Does that bother you at all?
Do you think they can pass along some of that good fortune to the "Faith Formation" budget?

How about the request to bring 2-3 personal items that can be incorporated into your talisman? That sounds more like witchcraft than "arts and crafts." Well, maybe they should file it under "dark arts and crafts."

I remember seeing a lot of those talisman thingies in Greece,


Yep, the old evil eye.

One can only look at the news to see how these things have helped Greece.

After checking my Bible,  I have to rank talismen right up there with sacred poles, and I can't say that I can find anything good to say about talismen. Other than to acknowledge that there is a sucker born every minute, and a tourist trap around every corner in Athens.

Could these lucky charms stop this Diocese from going the way of the ancient Hebrews who time and time again fell for such evils?

Nope.

First came the labyrinths, next came Solstice worshipping Druids, then came the fairy gardens, and now talismen. What next?

"Well, either you're closing your eyes
To a situation you do not wish to acknowledge
Or you are not aware of the caliber of disaster indicated
By the presence of a pool table, labyrinth, fairy garden, talisman maker in your community."
(Thank you Meredith Willson)

My advice to all of you in River City is this: stop the labyrinths before you get druids and talismen because they all spell "Trouble, trouble, trouble..."


They really ought to put warning labels on these things like, "DANGER, DANGER, WILL ROBINSON," DON'T GO THERE!
(Plate available at Buy.com)

4 comments:

  1. You hit the nail on the head. If the youth don't receive something different, something more meaningful, than what the world has to offer, no amount of spending or programs will entice them to attend. Kids aren't dumb, by any means.

    Cheers.

    ReplyDelete
  2. Randall,

    You know what that meaningful something is, and it is just the thing that is missing from the terribly long and boring "Envisioning the Future of Faith Formation in the Episcopal Church" (.pdf Version 1.0)
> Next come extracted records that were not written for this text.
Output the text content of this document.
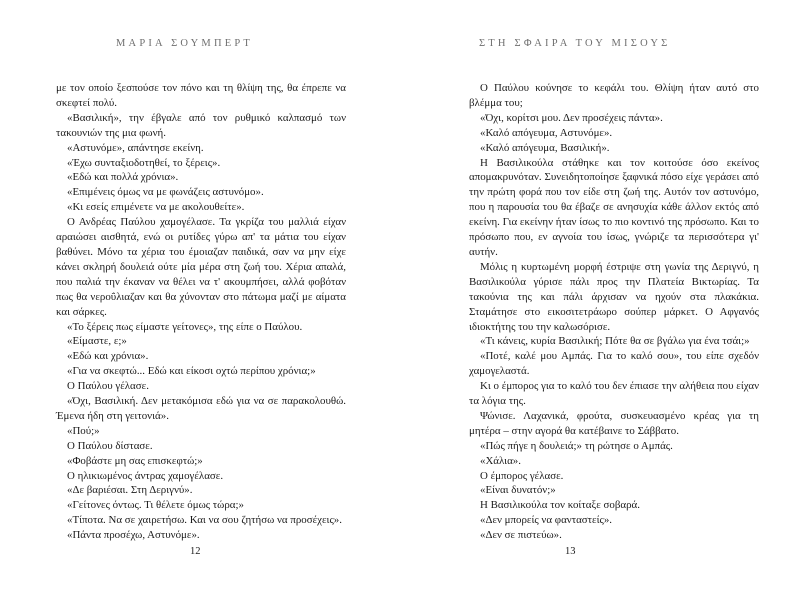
ΜΑΡΙΑ ΣΟΥΜΠΕΡΤ

με τον οποίο ξεσπούσε τον πόνο και τη θλίψη της, θα έπρεπε να σκεφτεί πολύ.

«Βασιλική», την έβγαλε από τον ρυθμικό καλπασμό των τακουνιών της μια φωνή.

«Αστυνόμε», απάντησε εκείνη.

«Έχω συνταξιοδοτηθεί, το ξέρεις».

«Εδώ και πολλά χρόνια».

«Επιμένεις όμως να με φωνάζεις αστυνόμο».

«Κι εσείς επιμένετε να με ακολουθείτε».

Ο Ανδρέας Παύλου χαμογέλασε. Τα γκρίζα του μαλλιά είχαν αραιώσει αισθητά, ενώ οι ρυτίδες γύρω απ' τα μάτια του είχαν βαθύνει. Μόνο τα χέρια του έμοιαζαν παιδικά, σαν να μην είχε κάνει σκληρή δουλειά ούτε μία μέρα στη ζωή του. Χέρια απαλά, που παλιά την έκαναν να θέλει να τ' ακουμπήσει, αλλά φοβόταν πως θα νεροΰλιαζαν και θα χύνονταν στο πάτωμα μαζί με αίματα και σάρκες.

«Το ξέρεις πως είμαστε γείτονες», της είπε ο Παύλου.

«Είμαστε, ε;»

«Εδώ και χρόνια».

«Για να σκεφτώ... Εδώ και είκοσι οχτώ περίπου χρόνια;»

Ο Παύλου γέλασε.

«Όχι, Βασιλική. Δεν μετακόμισα εδώ για να σε παρακολουθώ. Έμενα ήδη στη γειτονιά».

«Πού;»

Ο Παύλου δίστασε.

«Φοβάστε μη σας επισκεφτώ;»

Ο ηλικιωμένος άντρας χαμογέλασε.

«Δε βαριέσαι. Στη Δεριγνύ».

«Γείτονες όντως. Τι θέλετε όμως τώρα;»

«Τίποτα. Να σε χαιρετήσω. Και να σου ζητήσω να προσέχεις».

«Πάντα προσέχω, Αστυνόμε».

12
ΣΤΗ ΣΦΑΙΡΑ ΤΟΥ ΜΙΣΟΥΣ

Ο Παύλου κούνησε το κεφάλι του. Θλίψη ήταν αυτό στο βλέμμα του;

«Όχι, κορίτσι μου. Δεν προσέχεις πάντα».

«Καλό απόγευμα, Αστυνόμε».

«Καλό απόγευμα, Βασιλική».

Η Βασιλικούλα στάθηκε και τον κοιτούσε όσο εκείνος απομακρυνόταν. Συνειδητοποίησε ξαφνικά πόσο είχε γεράσει από την πρώτη φορά που τον είδε στη ζωή της. Αυτόν τον αστυνόμο, που η παρουσία του θα έβαζε σε ανησυχία κάθε άλλον εκτός από εκείνη. Για εκείνην ήταν ίσως το πιο κοντινό της πρόσωπο. Και το πρόσωπο που, εν αγνοία του ίσως, γνώριζε τα περισσότερα γι' αυτήν.

Μόλις η κυρτωμένη μορφή έστριψε στη γωνία της Δεριγνύ, η Βασιλικούλα γύρισε πάλι προς την Πλατεία Βικτωρίας. Τα τακούνια της και πάλι άρχισαν να ηχούν στα πλακάκια. Σταμάτησε στο εικοσιτετράωρο σούπερ μάρκετ. Ο Αφγανός ιδιοκτήτης του την καλωσόρισε.

«Τι κάνεις, κυρία Βασιλική; Πότε θα σε βγάλω για ένα τσάι;»

«Ποτέ, καλέ μου Αμπάς. Για το καλό σου», του είπε σχεδόν χαμογελαστά.

Κι ο έμπορος για το καλό του δεν έπιασε την αλήθεια που είχαν τα λόγια της.

Ψώνισε. Λαχανικά, φρούτα, συσκευασμένο κρέας για τη μητέρα – στην αγορά θα κατέβαινε το Σάββατο.

«Πώς πήγε η δουλειά;» τη ρώτησε ο Αμπάς.

«Χάλια».

Ο έμπορος γέλασε.

«Είναι δυνατόν;»

Η Βασιλικούλα τον κοίταξε σοβαρά.

«Δεν μπορείς να φανταστείς».

«Δεν σε πιστεύω».

13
    Reading this, searching for the words "Jesus," or "Gospel" and finding them lacking pretty much tells the tale of what Faith Formation does not encompass in this church.

    ReplyDelete
  3. This is quite disturbing information. Many "false brethren" have come into the Church and are attempting to lead people astray and pervert the Faith. Thanks for exposing these works of darkness in TEC. I recently heard the ex-ArchBp. Geo. Carey speak at St. George's Church (Nashville, Tenn.) about the attacks on Christianity from without. Maybe he should have focused on the "wolves in sheep's clothing" within. Keep up your good work. I agree with you completely. Matt. 6:33
    http://bnafreedom.wordpress.com

    ReplyDelete
  4. Thanks Cradle,

    I think we are called to be vigilant for all the ways of the enemy.